DABS Grows Like Weeds
And the gardens were growing. The Lay family of Frito-Lay fame donated an ornamental garden. The primary walkways became the Paseo de Flores. Other prominent families donated the Jonsson Color Garden, the Boswell Family Garden, the Palmer Fern Dell and the McCasland Sunken Garden. Our family donated Mom.
Then I moved to California with my husband. One day I attended a luncheon sponsored by a local women’s networking group. If I’d really been paying attention, I wouldn’t have been caught by surprise, but after lunch I turned my chair to see the speaker better. Projected on the screen was a familiar vista of my hometown arboretum. The speaker, who was priming the pump for a local horticulture project, said, “Dallas Arboretum and Botanical Gardens are the perfect example of what a community garden should be.”
The speaker was right. The Dallas Arboretum and Botanical Gardens are a perfect example of what a community garden should be. The rich have donated the funds to make the gardens beautiful and the rest of us have given our time. On any given Sunday afternoon children play in the fountains amid large stone frogs. Many brides plan their weddings in the gardens and many more just come to be photographed. Throughout the summer, concerts fill weekday evenings. An extravaganza called Blooms graces the Spring and Fall has Autumn at the Arboretum.
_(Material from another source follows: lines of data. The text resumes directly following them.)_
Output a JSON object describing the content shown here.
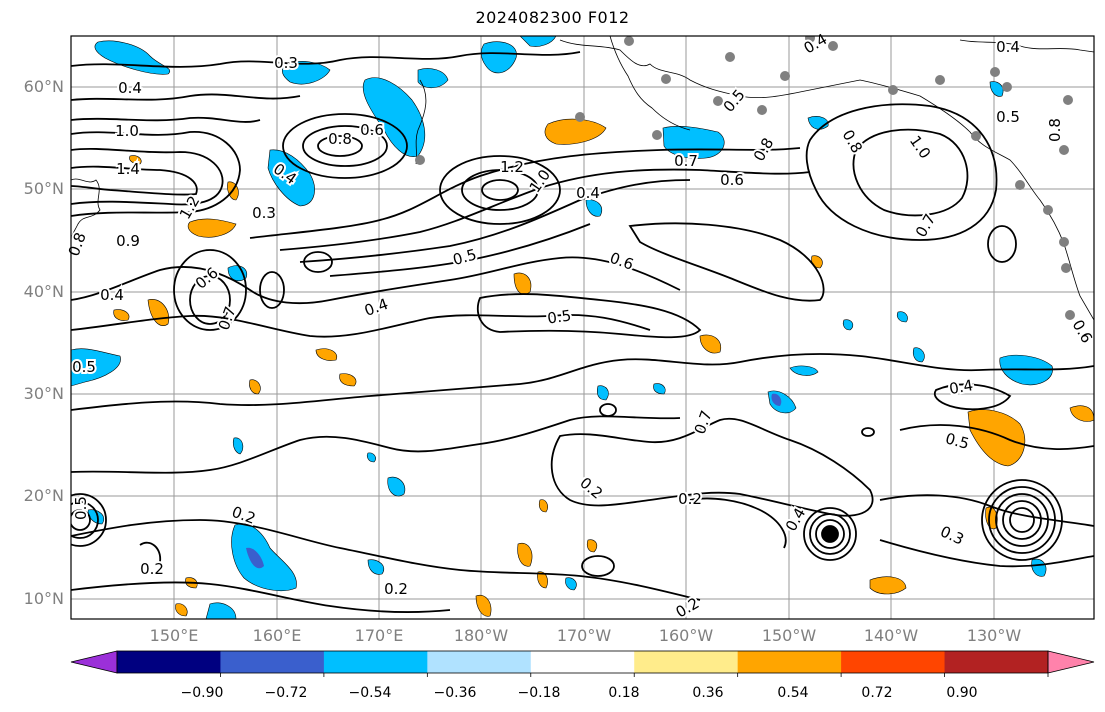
{
  "title": "2024082300 F012",
  "map": {
    "lat_labels": [
      "60°N",
      "50°N",
      "40°N",
      "30°N",
      "20°N",
      "10°N"
    ],
    "lon_labels": [
      "150°E",
      "160°E",
      "170°E",
      "180°W",
      "170°W",
      "160°W",
      "150°W",
      "140°W",
      "130°W"
    ],
    "contour_labels": [
      {
        "text": "0.3"
      },
      {
        "text": "0.4"
      },
      {
        "text": "1.0"
      },
      {
        "text": "1.4"
      },
      {
        "text": "1.2"
      },
      {
        "text": "0.8"
      },
      {
        "text": "0.6"
      },
      {
        "text": "0.4"
      },
      {
        "text": "0.3"
      },
      {
        "text": "0.9"
      },
      {
        "text": "0.8"
      },
      {
        "text": "1.2"
      },
      {
        "text": "1.0"
      },
      {
        "text": "0.7"
      },
      {
        "text": "0.6"
      },
      {
        "text": "0.4"
      },
      {
        "text": "0.5"
      },
      {
        "text": "0.4"
      },
      {
        "text": "0.6"
      },
      {
        "text": "0.5"
      },
      {
        "text": "0.4"
      },
      {
        "text": "0.5"
      },
      {
        "text": "0.4"
      },
      {
        "text": "0.8"
      },
      {
        "text": "0.5"
      },
      {
        "text": "0.8"
      },
      {
        "text": "1.0"
      },
      {
        "text": "0.7"
      },
      {
        "text": "0.4"
      },
      {
        "text": "0.5"
      },
      {
        "text": "0.8"
      },
      {
        "text": "0.4"
      },
      {
        "text": "0.5"
      },
      {
        "text": "0.2"
      },
      {
        "text": "0.2"
      },
      {
        "text": "0.7"
      },
      {
        "text": "0.2"
      },
      {
        "text": "0.4"
      },
      {
        "text": "0.3"
      },
      {
        "text": "0.2"
      },
      {
        "text": "0.2"
      },
      {
        "text": "0.2"
      },
      {
        "text": "0.5"
      },
      {
        "text": "0.6"
      },
      {
        "text": "0.7"
      },
      {
        "text": "0.6"
      }
    ]
  },
  "colorbar": {
    "tick_labels": [
      "−0.90",
      "−0.72",
      "−0.54",
      "−0.36",
      "−0.18",
      "0.18",
      "0.36",
      "0.54",
      "0.72",
      "0.90"
    ],
    "colors": [
      "#9b30d9",
      "#000080",
      "#3a5fcd",
      "#00bfff",
      "#b0e2ff",
      "#ffffff",
      "#ffec8b",
      "#ffa500",
      "#ff4500",
      "#b22222",
      "#ff82ab"
    ]
  }
}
In summer, children frolic in fantastic cottages and in winter, local decorators festoon the DeGolyer house with imaginative Christmas trees. Every day, tour buses drop off hordes of visitors from around the globe. I go as often as I can to see the garden and honor my mother’s contribution to it.
Come to Dallas. When you come, save a day for the arboretum. I’m sorry to say that if you come on a Thursday, Mom won’t be there to lead the tour. She’s much too frail for that now. But you can smell our most fragrant flower and enjoy our beautiful bouquet – The Dallas Arboretum and Botanical Gardens.